L'historien Joël Cornette, spécialiste du règne de Louis XIV et auteur de plusieurs ouvrages majeurs sur la Bretagne, a récemment consacré une conférence à l'évolution de l'identité bretonne à travers les siècles. Cette intervention, basée sur son dernier livre Une brève histoire de l'identité bretonne - Éditions Tallandier - s'est tenue dans le cadre de l'université populaire (UNIPOP) et du festival du film d'histoire de Pessac. Cornette revient sur les représentations des Bretons dans l’histoire vu de la cour de Versailles ou de Paris.
Une longue histoire de stéréotypes
Dès l'époque médiévale, les Bretons sont dépeints de manière négative par les chroniqueurs francs. Ermold le Noir, lettré de la cour de Charlemagne, les qualifie de « race ennemie » , vivant « comme des bêtes sauvages dans des cavernes » . Cette vision est reprise au fil des siècles par les administrateurs royaux et les écrivains français, qui les décrivent comme des paysans arriérés, superstitieux et réfractaires à la modernité. « L'histoire est écrite par les vainqueurs » , rappelle Cornette.
Cette image persistante du Breton rustre et primitif est renforcée par des auteurs comme Flaubert ou Balzac qui, dans Les Chouans, compare les Bretons aux Peaux-Rouges d'Amérique du Nord. Arthur Young, voyageur anglais du XVIIIe siècle, affirme même que « les Bretons sont presque aussi sauvages que leur pays » . Bien que Joël Cornette ne prononce jamais le mot racisme, il souligne que ces représentations, de Ermold le Noir à Balzac, et aux inspecteurs d'académie, traduisent un mépris quasi systématique envers la Bretagne et ses habitants.
La Bretagne vue par l’administration royale et républicaine
Aux XVIe et XVIIe siècles, les rapports des intendants royaux décrivent la Bretagne comme une région à civiliser. L’ordonnance de 1539 imposant le français comme langue officielle renforce l’assimilation forcée et la marginalisation des cultures locales. Sous la IIIe République, l’interdiction du breton à l’école et les punitions infligées aux enfants parlant leur langue maternelle (le fameux symbole) participent à la dévalorisation de l’identité bretonne.
Ce processus d'imposition linguistique n'est d'ailleurs pas propre à la Bretagne. Joël Cornette cite à ce sujet les travaux de Rozen Milin, dont la thèse "Du sabot au crâne de singe : histoire, modalités et conséquences de l'imposition d'une langue dominante : Bretagne, Sénégal et autres territoires", met en parallèle la politique d'éradication du breton avec celle menée dans les anciennes colonies françaises, notamment au Sénégal. Cette étude, qui sera bientôt publiée sous forme de livre, éclaire la mécanique du pouvoir linguistique et ses impacts sur les populations dominées.

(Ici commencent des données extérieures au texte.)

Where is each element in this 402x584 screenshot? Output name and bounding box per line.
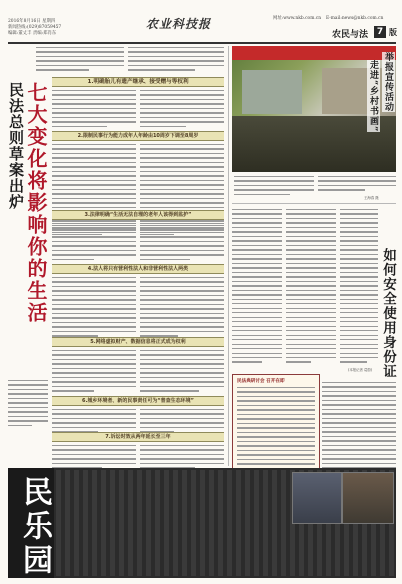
lead-intro-text xyxy=(36,47,124,74)
subhead-4: 4.法人将只有营利性法人和非营利性法人两类 xyxy=(52,264,224,274)
side-headline: 如何安全使用身份证 xyxy=(380,248,396,379)
subhead-3-text-2 xyxy=(140,223,224,263)
subhead-5: 5.网络虚拟财产、数据信息将正式成为权利 xyxy=(52,337,224,347)
subhead-1-text xyxy=(52,90,136,130)
side-lower-text xyxy=(322,382,396,476)
subhead-3-text xyxy=(52,223,136,263)
side-col-2-text xyxy=(286,209,336,366)
page-number-box xyxy=(374,26,386,38)
banner-photo-2 xyxy=(342,472,394,524)
photo-caption-text-2 xyxy=(318,176,396,194)
subhead-4-text xyxy=(52,277,136,340)
page-label: 版 xyxy=(389,27,397,37)
photo-banner xyxy=(232,46,396,60)
subhead-7: 7.诉讼时效从两年延长至三年 xyxy=(52,432,224,442)
info-box xyxy=(232,374,320,480)
banner-photo xyxy=(292,472,342,524)
photo-caption-text xyxy=(234,176,314,198)
side-kicker-2: 走进“乡村书画” xyxy=(368,60,378,133)
photo-caption: 王海春 摄 xyxy=(364,196,379,200)
subhead-1-text-2 xyxy=(140,90,224,130)
header-rule xyxy=(8,42,396,44)
side-byline: (本报记者 葛蔚) xyxy=(348,368,373,372)
page-header xyxy=(8,6,396,42)
subhead-3: 3.法律明确“生活无法自理的老年人该得到监护” xyxy=(52,210,224,220)
banner-title: 民乐园 xyxy=(17,476,52,578)
phone-line: 编辑:董丈丰 责编:郑肖东 xyxy=(8,31,57,36)
subhead-1: 1.明确胎儿有遗产继承、接受赠与等权利 xyxy=(52,77,224,87)
lead-intro-text-2 xyxy=(128,47,224,74)
subhead-5-text-2 xyxy=(140,350,224,395)
subhead-2: 2.限制民事行为能力成年人年龄由10周岁下调至8周岁 xyxy=(52,131,224,141)
subhead-6: 6.城乡环境者、新的民事责任可为“普查生态环境” xyxy=(52,396,224,406)
subhead-4-text-2 xyxy=(140,277,224,340)
left-column-text xyxy=(8,380,48,429)
email-line: E-mail:news@nkb.com.cn xyxy=(326,16,384,21)
masthead-logo: 农业科技报 xyxy=(146,17,212,31)
editor-line: 新闻热线:(029)87059457 xyxy=(8,25,62,30)
banner-title-box xyxy=(8,468,54,578)
column-rule xyxy=(228,46,229,466)
info-box-title: 民法典研讨会 召开在即 xyxy=(237,379,285,384)
side-col-1-text xyxy=(232,209,282,366)
side-kicker: 举报宣传活动 xyxy=(383,52,393,112)
subhead-5-text xyxy=(52,350,136,395)
lead-headline: 七大变化将影响你的生活 xyxy=(24,82,48,324)
page-number: 7 xyxy=(376,27,384,37)
lead-subhead: 民法总则草案出炉 xyxy=(7,82,25,210)
photo-rule xyxy=(232,203,396,204)
web-line: 网址:www.nkb.com.cn xyxy=(273,16,322,21)
date-line: 2016年8月16日 星期四 xyxy=(8,19,56,24)
side-col-3-text xyxy=(340,209,378,366)
photo-building xyxy=(242,70,302,114)
section-name: 农民与法 xyxy=(332,30,369,40)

Du mépris à la fierté bretonne
Le XXe siècle marque un tournant. Si la Première Guerre mondiale entraîne une acculturation massive en raison du brassage des soldats bretons dans l'armée française, la seconde moitié du siècle voit une réappropriation progressive de l'identité bretonne.
Dès les années 1970, la création d'écoles en breton (Diwan), la renaissance culturelle (musique, danse, langue) et la réhabilitation des symboles bretons (le Gwenn-ha-Du) traduisent un profond changement d’attitude. Pour Cornette, l'année 1972 est une année charnière, marquée par des événements comme la grève du Joint Français ou le concert d'Alan Stivell à l'Olympia, qui participent à un réveil identitaire breton.
Un combat toujours d’actualité
Malgré cette réhabilitation, la question de l'identité bretonne demeure sensible dans un pays où les demandes d'autonomie restent ignorées ou avancent à un rythme extrêmement lent – à l’image du cas corse. Joël Cornette souligne que la Bretagne continue d'affronter de nombreux préjugés et que la bataille pour la reconnaissance de son histoire et de sa langue est loin d’être terminée. Il rappelle d’ailleurs que l'Histoire de Bretagne n’est ni enseignée dans le primaire ni dans le secondaire de manière institutionnelle, ce qui fragilise encore davantage sa transmission.